One of the important planks of all the candidates’ platforms was an attempt to make a vision for New London that will make the city vibrant once again. New London has seen a decades-long decline, and it is imperative that the city faces its problems now instead of down the line. In the end, Finizio simply had a better vision for the city, and the voters agreed. Unique among the candidates, he wants to hire a city lobbyist and a grant writer. These positions would cost money in salary and benefits, but an effective lobbying operation in Hartford and more successful grant writing could win the city millions of dollars, when the positions would cost a fraction of that. He was against the sale of Riverside Park to the Coast Guard Academy, which was controversial among residents. Some wanted to sell the park to get cash to help fund other projects. But Finizio rightly stood his ground. New London can never be a city that people want to live in if it doesn’t have parks and open spaces for people to congregate and events to be held. Simply put, the city needs places to do things, and Riverside Park is a great asset for the future. Finizio was the best choice to lead this city to a brighter future, and I congratulate the voters on their wisdom.

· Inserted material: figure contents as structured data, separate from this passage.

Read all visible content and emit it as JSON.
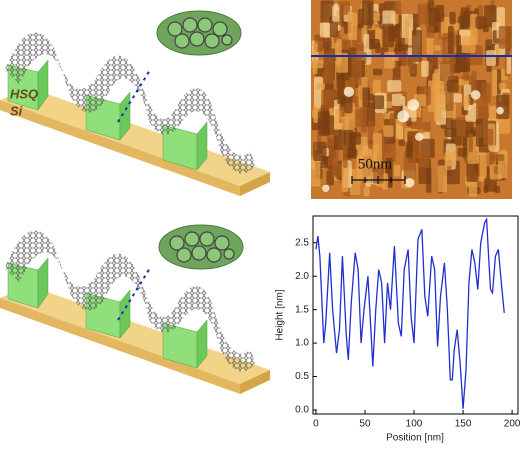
{
  "illustration": {
    "hsq_label": "HSQ",
    "si_label": "Si"
  },
  "afm_image": {
    "scale_bar": "50nm"
  },
  "chart_data": {
    "type": "line",
    "x_label": "Position [nm]",
    "y_label": "Height [nm]",
    "x": [
      0,
      2,
      4,
      8,
      10,
      14,
      17,
      21,
      24,
      27,
      31,
      33,
      36,
      40,
      43,
      46,
      49,
      53,
      56,
      58,
      61,
      64,
      67,
      70,
      73,
      76,
      80,
      84,
      87,
      90,
      94,
      97,
      100,
      104,
      108,
      111,
      114,
      118,
      121,
      124,
      127,
      131,
      134,
      137,
      139,
      141,
      144,
      147,
      150,
      153,
      156,
      159,
      162,
      165,
      168,
      172,
      174,
      176,
      178,
      180,
      183,
      186,
      189,
      192
    ],
    "series": [
      {
        "color": "#1f2fd0",
        "values": [
          2.4,
          2.6,
          2.3,
          1.0,
          1.3,
          2.35,
          1.5,
          0.85,
          1.2,
          2.3,
          1.1,
          0.75,
          1.6,
          2.35,
          2.1,
          1.0,
          1.5,
          2.0,
          1.2,
          0.65,
          1.5,
          2.1,
          1.9,
          1.0,
          1.9,
          1.5,
          2.45,
          1.3,
          1.1,
          2.1,
          2.4,
          1.4,
          1.0,
          2.55,
          2.7,
          1.7,
          1.4,
          2.3,
          2.1,
          0.95,
          1.7,
          2.2,
          1.5,
          0.45,
          0.45,
          0.9,
          1.2,
          0.7,
          0.02,
          0.6,
          1.9,
          2.4,
          2.2,
          1.8,
          2.5,
          2.8,
          2.85,
          2.3,
          1.8,
          1.75,
          2.3,
          2.4,
          1.9,
          1.45
        ]
      }
    ],
    "xlim": [
      -3,
      206
    ],
    "ylim": [
      -0.06,
      2.9
    ],
    "xticks": [
      0,
      50,
      100,
      150,
      200
    ],
    "yticks": [
      {
        "value": 0,
        "label": "0.0"
      },
      0.5,
      {
        "value": 1,
        "label": "1.0"
      },
      1.5,
      {
        "value": 2,
        "label": "2.0"
      },
      2.5
    ]
  }
}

Looking nationally, the voters in Ohio made an excellent decision when they rejected Republican Gov. John Kasich’s anti-union bill. The bill had been formulated to severely curtail the bargaining rights of public unions. It was an attack on teachers, police officers, and firefighters. In a recessed economy, it strikes me as both illogical and immoral to deny struggling public servants the right to fairly bargain for the future of their families. Teachers, police officers, and fire fighters did not cause this recession. They didn’t give out dangerous no income, no asset loans to struggling homeowners already bogged down by mounting debt, or mislead the American public into believing the housing bubble would continue. Kasich defended his law by saying states and cities needed more flexibility to negotiate on contracts to save money. Ohioans realized the flaw in his logic, though; punishing the middle class might make conservatives in ivory towers happy, but it doesn’t change the fundamental issues that have plagued our economy for years. The attack on public servants is a desperate measure by a conservative movement becoming increasingly isolated from the mainstream; it is a poor solution aimed at a problem that doesn’t exist. Because of the ideological rigidity of Kasich and his ilk, they don’t actually have a whole lot of policy tools to fix anything in the economy. Any revenue increases are off the table, so all they are left with is slashing spending. You can’t just cut your way to a balanced budget, no matter how hard Grover Norquist prays at night.

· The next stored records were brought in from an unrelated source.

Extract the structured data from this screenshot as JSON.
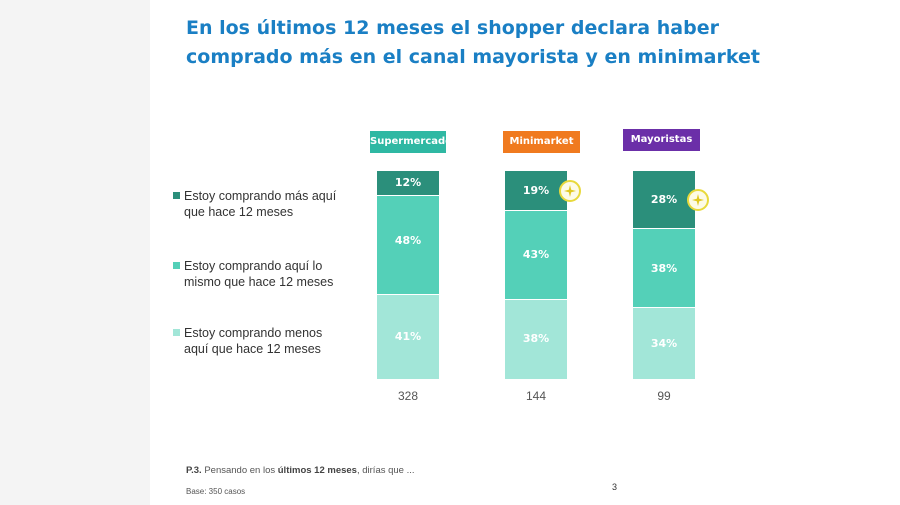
{
  "slide": {
    "title_line1": "En los últimos 12 meses el shopper declara haber",
    "title_line2": "comprado más en el canal mayorista y en minimarket",
    "footnote_prefix": "P.3.",
    "footnote_pre": " Pensando en los ",
    "footnote_bold": "últimos 12 meses",
    "footnote_post": ", dirías que ...",
    "base_note": "Base: 350 casos",
    "page_number": "3"
  },
  "chart_data": {
    "type": "bar",
    "stacked": true,
    "percent": true,
    "categories": [
      "Supermercado",
      "Minimarket",
      "Mayoristas"
    ],
    "category_colors": [
      "#2fb8a3",
      "#f07a1f",
      "#6b2fa8"
    ],
    "series": [
      {
        "name": "Estoy comprando más aquí que hace 12 meses",
        "color": "#2b8f7b",
        "values": [
          12,
          19,
          28
        ],
        "labels": [
          "12%",
          "19%",
          "28%"
        ],
        "label_color": "#ffffff"
      },
      {
        "name": "Estoy comprando aquí lo mismo que hace 12 meses",
        "color": "#54d0b8",
        "values": [
          48,
          43,
          38
        ],
        "labels": [
          "48%",
          "43%",
          "38%"
        ],
        "label_color": "#ffffff"
      },
      {
        "name": "Estoy comprando menos aquí que hace 12 meses",
        "color": "#a2e6d8",
        "values": [
          41,
          38,
          34
        ],
        "labels": [
          "41%",
          "38%",
          "34%"
        ],
        "label_color": "#ffffff"
      }
    ],
    "legend_lines": [
      [
        "Estoy comprando más aquí",
        "que hace 12 meses"
      ],
      [
        "Estoy comprando aquí lo",
        "mismo que hace 12 meses"
      ],
      [
        "Estoy comprando menos",
        "aquí que hace 12 meses"
      ]
    ],
    "base_sizes": [
      "328",
      "144",
      "99"
    ],
    "highlight_icon": "sparkle-icon",
    "highlights": [
      [
        0,
        1
      ],
      [
        0,
        2
      ]
    ]
  }
}
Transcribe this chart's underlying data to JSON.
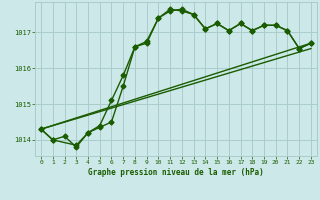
{
  "title": "Graphe pression niveau de la mer (hPa)",
  "bg_color": "#cce8e8",
  "grid_color": "#aacccc",
  "line_color": "#1a5c00",
  "xlim": [
    -0.5,
    23.5
  ],
  "ylim": [
    1013.55,
    1017.85
  ],
  "yticks": [
    1014,
    1015,
    1016,
    1017
  ],
  "xticks": [
    0,
    1,
    2,
    3,
    4,
    5,
    6,
    7,
    8,
    9,
    10,
    11,
    12,
    13,
    14,
    15,
    16,
    17,
    18,
    19,
    20,
    21,
    22,
    23
  ],
  "series1_x": [
    0,
    1,
    2,
    3,
    4,
    5,
    6,
    7,
    8,
    9,
    10,
    11,
    12,
    13,
    14,
    15,
    16,
    17,
    18,
    19,
    20,
    21,
    22,
    23
  ],
  "series1_y": [
    1014.3,
    1014.0,
    1014.1,
    1013.8,
    1014.2,
    1014.4,
    1015.1,
    1015.8,
    1016.6,
    1016.7,
    1017.4,
    1017.65,
    1017.6,
    1017.5,
    1017.1,
    1017.25,
    1017.05,
    1017.25,
    1017.05,
    1017.2,
    1017.2,
    1017.05,
    1016.55,
    1016.7
  ],
  "series2_x": [
    0,
    1,
    3,
    4,
    5,
    6,
    7,
    8,
    9,
    10,
    11,
    12,
    13,
    14,
    15,
    16,
    17,
    18,
    19,
    20,
    21,
    22,
    23
  ],
  "series2_y": [
    1014.3,
    1014.0,
    1013.85,
    1014.2,
    1014.35,
    1014.5,
    1015.5,
    1016.6,
    1016.75,
    1017.4,
    1017.6,
    1017.65,
    1017.5,
    1017.1,
    1017.25,
    1017.05,
    1017.25,
    1017.05,
    1017.2,
    1017.2,
    1017.05,
    1016.55,
    1016.7
  ],
  "line1_x": [
    0,
    23
  ],
  "line1_y": [
    1014.3,
    1016.7
  ],
  "line2_x": [
    0,
    23
  ],
  "line2_y": [
    1014.3,
    1016.55
  ],
  "marker_style": "D",
  "marker_size": 2.5,
  "linewidth": 1.0
}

This referendum doesn’t seem to fit the narrative that Fox News and its stooges have been carefully crafting for years. They have told us that people are angry at bloated government spending, that the unfettered free market will be our one and only savior, and that corporate greed isn’t the problem. In fact, greed is good! But in Ohio, that narrative got flipped on its head. People don’t like to see government waste, that’s true. But they don’t want to see those budgets go down at the expense of family members and neighbors while the elite class of businessmen and politicians escapes unscathed with huge bonuses and obscene severance packages intact. Conservatives aren’t really protecting the “free market,” because any market that is actually free has common-sense regulations to protect consumers and competitors. Allowing bloated corporations to essentially run the economy is a sure recipe for disaster. As this country goes down, the corporations will simply move away. Don’t fool yourself into thinking that these executives hold America’s interests paramount. Profits are the name of the game, and as long as corporations can get them, then all other repercussions are secondary and relatively meaningless. That might make sense from a business perspective, but if corporations want to be treated as people, they might as well act as if they had a conscience.